どうやら、トドメ役を譲ってくれたらしいな。
「それじゃあ――遠慮なく!」
俺はワイバーンの頭部目がけて跳躍。
聖剣の影響により身体能力の向上していることもあり、ワイバーンの目線にバッチリ合うくらい高く飛びあがる。そのまま、淡い光に包まれた聖剣を横へ振った。すると、聖剣を包む光がグンと伸び、そのままワイバーンの首を切断する。
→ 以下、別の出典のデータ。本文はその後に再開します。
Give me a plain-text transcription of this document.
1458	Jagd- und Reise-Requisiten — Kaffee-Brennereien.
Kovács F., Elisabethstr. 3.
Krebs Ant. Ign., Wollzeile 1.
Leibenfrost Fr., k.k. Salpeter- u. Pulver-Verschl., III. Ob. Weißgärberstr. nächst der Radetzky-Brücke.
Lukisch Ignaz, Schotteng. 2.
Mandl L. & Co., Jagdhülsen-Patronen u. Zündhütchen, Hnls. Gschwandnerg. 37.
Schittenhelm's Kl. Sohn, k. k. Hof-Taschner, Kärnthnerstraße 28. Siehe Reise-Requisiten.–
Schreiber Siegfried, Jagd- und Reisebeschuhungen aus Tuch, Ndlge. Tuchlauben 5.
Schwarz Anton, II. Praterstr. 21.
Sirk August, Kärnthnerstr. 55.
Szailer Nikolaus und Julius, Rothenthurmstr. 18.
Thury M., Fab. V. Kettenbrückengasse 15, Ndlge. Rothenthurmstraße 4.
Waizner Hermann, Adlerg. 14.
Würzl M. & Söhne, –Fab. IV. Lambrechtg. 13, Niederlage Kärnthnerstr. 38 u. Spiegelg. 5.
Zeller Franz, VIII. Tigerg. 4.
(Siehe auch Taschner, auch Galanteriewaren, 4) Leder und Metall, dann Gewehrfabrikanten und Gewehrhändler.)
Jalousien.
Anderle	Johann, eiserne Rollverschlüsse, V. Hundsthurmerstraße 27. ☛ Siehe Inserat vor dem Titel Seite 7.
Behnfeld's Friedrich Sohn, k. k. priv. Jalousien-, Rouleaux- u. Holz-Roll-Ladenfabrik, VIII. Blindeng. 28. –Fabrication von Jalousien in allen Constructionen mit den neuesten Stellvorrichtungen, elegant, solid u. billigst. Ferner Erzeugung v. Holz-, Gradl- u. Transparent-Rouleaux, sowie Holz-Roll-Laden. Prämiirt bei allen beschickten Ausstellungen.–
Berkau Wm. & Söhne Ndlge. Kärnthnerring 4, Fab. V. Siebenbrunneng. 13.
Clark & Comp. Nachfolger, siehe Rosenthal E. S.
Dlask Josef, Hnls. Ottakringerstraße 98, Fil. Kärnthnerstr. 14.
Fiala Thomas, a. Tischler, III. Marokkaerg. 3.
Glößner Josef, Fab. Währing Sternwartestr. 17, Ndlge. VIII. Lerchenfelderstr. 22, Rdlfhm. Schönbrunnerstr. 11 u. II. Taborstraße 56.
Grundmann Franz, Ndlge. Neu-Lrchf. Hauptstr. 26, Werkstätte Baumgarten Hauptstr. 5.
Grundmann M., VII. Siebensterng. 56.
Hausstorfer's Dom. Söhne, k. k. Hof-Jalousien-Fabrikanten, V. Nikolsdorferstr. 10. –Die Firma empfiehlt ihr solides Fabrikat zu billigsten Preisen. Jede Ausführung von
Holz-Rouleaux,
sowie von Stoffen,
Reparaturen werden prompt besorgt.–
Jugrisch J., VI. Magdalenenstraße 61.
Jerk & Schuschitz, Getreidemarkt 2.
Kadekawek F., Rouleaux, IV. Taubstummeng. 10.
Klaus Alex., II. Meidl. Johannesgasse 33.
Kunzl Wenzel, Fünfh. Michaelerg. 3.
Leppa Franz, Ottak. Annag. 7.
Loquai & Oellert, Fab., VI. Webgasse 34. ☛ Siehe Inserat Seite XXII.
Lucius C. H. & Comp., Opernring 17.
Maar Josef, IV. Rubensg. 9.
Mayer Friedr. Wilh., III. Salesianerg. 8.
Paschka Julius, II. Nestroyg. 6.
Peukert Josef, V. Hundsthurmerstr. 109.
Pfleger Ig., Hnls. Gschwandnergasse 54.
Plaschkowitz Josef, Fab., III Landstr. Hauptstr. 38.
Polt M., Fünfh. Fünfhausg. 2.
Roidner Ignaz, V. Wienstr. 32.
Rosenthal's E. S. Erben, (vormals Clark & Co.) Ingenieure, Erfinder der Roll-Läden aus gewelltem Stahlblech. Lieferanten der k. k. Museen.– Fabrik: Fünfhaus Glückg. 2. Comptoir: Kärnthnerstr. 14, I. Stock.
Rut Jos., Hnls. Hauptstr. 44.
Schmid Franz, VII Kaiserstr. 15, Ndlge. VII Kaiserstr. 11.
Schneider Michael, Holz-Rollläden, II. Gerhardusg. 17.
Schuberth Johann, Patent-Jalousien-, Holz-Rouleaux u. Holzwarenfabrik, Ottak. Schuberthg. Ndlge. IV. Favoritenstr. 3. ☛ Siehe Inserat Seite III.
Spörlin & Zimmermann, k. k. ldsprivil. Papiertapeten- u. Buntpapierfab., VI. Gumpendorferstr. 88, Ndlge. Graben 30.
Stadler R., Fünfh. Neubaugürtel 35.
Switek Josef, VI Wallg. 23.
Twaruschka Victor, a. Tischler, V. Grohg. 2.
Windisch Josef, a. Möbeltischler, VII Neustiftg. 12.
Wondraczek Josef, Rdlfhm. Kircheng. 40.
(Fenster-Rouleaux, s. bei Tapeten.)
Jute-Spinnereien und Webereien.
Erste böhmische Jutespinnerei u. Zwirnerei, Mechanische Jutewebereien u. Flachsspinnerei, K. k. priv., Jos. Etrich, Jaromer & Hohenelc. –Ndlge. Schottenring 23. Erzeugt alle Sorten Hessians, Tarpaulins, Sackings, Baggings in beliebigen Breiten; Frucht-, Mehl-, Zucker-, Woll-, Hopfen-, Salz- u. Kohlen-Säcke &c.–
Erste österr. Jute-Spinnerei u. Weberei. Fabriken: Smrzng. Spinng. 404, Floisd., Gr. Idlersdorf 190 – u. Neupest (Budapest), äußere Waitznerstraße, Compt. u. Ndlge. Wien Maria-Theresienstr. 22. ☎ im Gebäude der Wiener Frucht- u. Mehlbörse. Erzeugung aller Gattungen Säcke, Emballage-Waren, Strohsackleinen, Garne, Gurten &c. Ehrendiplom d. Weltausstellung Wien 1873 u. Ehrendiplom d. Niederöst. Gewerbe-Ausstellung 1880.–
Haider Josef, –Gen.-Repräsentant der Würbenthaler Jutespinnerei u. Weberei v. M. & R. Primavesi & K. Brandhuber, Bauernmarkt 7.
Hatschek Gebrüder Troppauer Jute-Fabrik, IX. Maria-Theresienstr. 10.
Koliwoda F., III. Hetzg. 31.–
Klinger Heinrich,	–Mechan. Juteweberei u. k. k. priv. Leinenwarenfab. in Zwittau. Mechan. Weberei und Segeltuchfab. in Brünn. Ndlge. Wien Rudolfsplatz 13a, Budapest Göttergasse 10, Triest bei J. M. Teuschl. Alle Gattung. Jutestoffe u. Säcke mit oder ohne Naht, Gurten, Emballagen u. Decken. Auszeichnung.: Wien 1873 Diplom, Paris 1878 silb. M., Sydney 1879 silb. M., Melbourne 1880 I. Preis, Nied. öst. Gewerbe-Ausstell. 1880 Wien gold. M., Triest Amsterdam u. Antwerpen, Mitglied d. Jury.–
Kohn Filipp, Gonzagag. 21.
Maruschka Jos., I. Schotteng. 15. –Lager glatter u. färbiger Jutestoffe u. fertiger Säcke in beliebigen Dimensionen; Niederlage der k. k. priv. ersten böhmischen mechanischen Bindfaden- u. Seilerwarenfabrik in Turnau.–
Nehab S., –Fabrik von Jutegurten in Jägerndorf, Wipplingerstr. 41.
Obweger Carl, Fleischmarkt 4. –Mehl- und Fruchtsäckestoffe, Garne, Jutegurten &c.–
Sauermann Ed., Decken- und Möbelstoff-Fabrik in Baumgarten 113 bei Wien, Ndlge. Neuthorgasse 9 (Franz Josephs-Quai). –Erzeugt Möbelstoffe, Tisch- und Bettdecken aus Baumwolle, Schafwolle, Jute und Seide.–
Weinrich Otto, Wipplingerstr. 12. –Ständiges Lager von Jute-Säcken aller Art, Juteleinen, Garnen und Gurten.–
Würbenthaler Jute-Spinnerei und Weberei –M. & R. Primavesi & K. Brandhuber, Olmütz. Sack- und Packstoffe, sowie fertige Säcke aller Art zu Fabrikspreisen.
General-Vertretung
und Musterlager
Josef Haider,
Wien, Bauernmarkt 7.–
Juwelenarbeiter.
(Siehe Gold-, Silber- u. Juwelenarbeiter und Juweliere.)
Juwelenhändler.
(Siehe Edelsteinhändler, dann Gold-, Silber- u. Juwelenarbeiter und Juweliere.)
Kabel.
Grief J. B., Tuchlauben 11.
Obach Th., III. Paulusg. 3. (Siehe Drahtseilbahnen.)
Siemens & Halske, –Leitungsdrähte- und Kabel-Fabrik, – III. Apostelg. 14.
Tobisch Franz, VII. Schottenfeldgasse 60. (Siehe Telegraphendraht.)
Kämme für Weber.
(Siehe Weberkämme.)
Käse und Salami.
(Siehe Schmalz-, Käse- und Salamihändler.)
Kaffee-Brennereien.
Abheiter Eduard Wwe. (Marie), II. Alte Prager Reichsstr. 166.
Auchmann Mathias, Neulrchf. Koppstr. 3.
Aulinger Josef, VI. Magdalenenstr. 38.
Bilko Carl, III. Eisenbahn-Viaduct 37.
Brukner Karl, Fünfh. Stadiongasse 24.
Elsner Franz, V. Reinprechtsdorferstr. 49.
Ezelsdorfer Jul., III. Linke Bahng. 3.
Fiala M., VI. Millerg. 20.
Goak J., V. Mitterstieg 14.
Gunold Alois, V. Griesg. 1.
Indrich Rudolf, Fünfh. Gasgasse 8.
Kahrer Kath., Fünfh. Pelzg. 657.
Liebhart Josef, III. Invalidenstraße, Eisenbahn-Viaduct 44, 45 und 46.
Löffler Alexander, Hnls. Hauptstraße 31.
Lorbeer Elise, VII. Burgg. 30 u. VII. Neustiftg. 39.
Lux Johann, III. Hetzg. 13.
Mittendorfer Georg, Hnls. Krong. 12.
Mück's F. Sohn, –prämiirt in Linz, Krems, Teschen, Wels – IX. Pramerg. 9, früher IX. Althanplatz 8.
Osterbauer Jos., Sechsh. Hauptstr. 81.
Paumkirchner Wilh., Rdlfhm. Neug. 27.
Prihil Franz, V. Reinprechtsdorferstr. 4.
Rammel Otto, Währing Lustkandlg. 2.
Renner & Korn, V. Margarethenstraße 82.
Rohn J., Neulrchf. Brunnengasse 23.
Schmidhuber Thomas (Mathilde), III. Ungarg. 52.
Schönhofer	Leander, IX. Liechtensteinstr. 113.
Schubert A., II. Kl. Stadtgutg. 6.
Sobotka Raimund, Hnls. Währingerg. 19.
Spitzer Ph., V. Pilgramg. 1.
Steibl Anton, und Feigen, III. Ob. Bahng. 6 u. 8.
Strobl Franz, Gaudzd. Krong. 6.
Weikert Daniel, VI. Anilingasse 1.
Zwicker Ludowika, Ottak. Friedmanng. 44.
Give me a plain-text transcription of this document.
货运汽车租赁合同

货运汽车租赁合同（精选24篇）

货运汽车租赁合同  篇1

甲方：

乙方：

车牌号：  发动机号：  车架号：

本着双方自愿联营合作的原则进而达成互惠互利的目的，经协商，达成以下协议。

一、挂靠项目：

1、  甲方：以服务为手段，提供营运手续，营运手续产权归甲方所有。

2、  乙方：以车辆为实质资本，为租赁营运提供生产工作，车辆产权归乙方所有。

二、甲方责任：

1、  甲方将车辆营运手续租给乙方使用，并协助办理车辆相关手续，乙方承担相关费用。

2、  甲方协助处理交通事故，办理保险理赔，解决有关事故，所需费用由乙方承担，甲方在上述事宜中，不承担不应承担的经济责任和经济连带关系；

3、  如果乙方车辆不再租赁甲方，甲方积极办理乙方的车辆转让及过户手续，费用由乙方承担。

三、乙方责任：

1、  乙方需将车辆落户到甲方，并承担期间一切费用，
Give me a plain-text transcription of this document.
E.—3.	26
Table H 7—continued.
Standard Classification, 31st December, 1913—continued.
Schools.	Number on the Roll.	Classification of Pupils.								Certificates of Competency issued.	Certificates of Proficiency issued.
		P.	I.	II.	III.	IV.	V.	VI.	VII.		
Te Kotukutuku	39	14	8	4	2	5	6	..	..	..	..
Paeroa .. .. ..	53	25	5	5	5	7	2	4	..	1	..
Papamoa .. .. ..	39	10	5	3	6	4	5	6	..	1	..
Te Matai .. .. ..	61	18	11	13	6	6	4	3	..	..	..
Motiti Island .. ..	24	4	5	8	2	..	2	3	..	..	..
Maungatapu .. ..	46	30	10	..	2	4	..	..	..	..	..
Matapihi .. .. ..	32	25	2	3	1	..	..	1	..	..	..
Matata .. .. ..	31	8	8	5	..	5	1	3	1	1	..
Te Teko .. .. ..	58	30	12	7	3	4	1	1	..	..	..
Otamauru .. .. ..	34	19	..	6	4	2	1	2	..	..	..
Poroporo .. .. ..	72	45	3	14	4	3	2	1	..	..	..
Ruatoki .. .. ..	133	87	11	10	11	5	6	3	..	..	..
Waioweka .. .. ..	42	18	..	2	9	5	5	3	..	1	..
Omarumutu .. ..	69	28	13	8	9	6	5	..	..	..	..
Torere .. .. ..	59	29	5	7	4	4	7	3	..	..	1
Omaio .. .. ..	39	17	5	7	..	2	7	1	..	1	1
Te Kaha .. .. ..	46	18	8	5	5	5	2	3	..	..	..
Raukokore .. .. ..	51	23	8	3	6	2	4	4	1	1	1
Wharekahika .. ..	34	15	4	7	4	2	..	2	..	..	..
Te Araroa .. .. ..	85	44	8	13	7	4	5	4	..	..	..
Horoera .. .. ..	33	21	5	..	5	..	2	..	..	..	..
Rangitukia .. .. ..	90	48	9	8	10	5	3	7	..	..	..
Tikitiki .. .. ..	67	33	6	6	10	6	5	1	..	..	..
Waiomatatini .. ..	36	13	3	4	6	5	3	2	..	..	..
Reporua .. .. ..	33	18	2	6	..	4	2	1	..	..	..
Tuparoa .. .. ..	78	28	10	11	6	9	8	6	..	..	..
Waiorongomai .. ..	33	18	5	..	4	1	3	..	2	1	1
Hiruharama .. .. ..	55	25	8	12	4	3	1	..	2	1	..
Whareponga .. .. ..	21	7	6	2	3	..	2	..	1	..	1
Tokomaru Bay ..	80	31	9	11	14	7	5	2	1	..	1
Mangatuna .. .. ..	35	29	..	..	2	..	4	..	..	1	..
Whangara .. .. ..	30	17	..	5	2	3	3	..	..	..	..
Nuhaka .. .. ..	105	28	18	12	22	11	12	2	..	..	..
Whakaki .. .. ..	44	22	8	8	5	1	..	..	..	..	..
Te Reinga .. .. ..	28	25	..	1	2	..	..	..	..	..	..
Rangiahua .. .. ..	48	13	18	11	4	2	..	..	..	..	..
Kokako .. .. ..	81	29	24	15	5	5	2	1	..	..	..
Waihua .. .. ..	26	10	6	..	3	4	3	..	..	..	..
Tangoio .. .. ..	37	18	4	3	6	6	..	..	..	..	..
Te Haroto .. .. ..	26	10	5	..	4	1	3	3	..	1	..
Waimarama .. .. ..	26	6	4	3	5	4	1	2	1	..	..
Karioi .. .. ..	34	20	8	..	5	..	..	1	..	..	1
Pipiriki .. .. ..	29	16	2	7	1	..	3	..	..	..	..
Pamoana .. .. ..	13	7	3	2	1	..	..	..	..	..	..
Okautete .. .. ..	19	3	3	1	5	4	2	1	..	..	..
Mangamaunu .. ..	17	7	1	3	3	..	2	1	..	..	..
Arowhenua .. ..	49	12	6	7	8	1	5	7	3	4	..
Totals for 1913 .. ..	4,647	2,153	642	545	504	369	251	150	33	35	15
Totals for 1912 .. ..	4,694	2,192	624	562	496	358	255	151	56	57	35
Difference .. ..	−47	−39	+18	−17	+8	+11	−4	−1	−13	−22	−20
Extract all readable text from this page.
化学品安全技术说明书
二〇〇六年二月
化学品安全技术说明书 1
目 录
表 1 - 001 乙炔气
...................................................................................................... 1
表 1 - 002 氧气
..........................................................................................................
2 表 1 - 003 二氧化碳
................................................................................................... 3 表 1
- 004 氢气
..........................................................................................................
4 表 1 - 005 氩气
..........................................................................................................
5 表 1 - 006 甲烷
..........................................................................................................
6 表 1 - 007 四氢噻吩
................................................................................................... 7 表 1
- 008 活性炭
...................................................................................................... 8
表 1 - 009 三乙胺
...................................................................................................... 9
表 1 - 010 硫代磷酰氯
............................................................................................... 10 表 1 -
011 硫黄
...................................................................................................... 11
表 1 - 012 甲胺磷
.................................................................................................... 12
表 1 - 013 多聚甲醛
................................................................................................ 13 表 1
「な、なんてこった……学生たちだけでワイバーンをあっさり倒してしまうとは……」
着地して、剣についたワイバーンの血を振り払っていると、呆然としているアベルさんの呟く声が聞こえた。さらに、ティーテや仲間たちも集まって来た。
「さすがです、バレット!」
「いや、みんなのサポートがあったからだよ」
「チームの勝利というヤツですね」
「そういうことだ。ラウル、さっきの一撃は申し分なかった」
「ありがとう、ジャーヴィス。そういう君だって凄かったよ」
お互いを称え合い、勝利の喜びを分かち合う。
原作【最弱聖剣士の成り上がり】とはまるで違うパーティーの雰囲気。
でも、これが、これこそが、望ましい俺たちの関係なんだと思う。
冷遇されるラウルはいない。
脅されているジャーヴィスはいない。
憎しみに呑まれたユーリカはいない。
そして――悲しむティーテはいない。
「……ひとつの形にはなったかな」
「はい! みんなパーティーとしてとてもいい戦い方だったと思います!」
ティーテは満面の笑みを浮かべて俺にそう言った。
真意としては、原作に比べてってことなんだけど……そうか。こっちのティーテにとっては今が原作なんだ。
そこへ、
「凄かったな、おまえら!」
「我ら騎士団も形無しだな」
「今の学園は一体どんな教育をしているんだ?」
半ば呆れているようだ。
それからしばらくしてレイナ姉さんも到着。
事情を説明すると、
「……まったく、末恐ろしい者たちだ」
苦笑いを浮かべながらそう言うのだった。
しばらくすると、残っていたアベルさんの部下たちが全員集結。
見ると、町の消火活動は落ち着いたらしい。
アベルさんの部隊に水系魔法使いがいたのは不幸中の幸いだったな。
さらに、一報を受けた騎士団の応援部隊が到着し、ワイバーンの亡骸の処理に当たった。
その後、俺たちは町の人々から次々と感謝の言葉を贈られた。
また、懸命な救助活動で死者をひとりも出さなかった騎士団の働きにも感謝していた。
町人たちは当初騎士団の応援部隊が駆けつけてワイバーンを倒したと思っていたらしいが、実際は俺たちみたいな学生が倒したという事実を知ると大いに驚いていた。
それから、感謝の言葉を贈る会は町をあげての祝勝会に発展。
俺たち五人も存分に楽しませてもらい、忘れられない賑やかな夜となったのだった。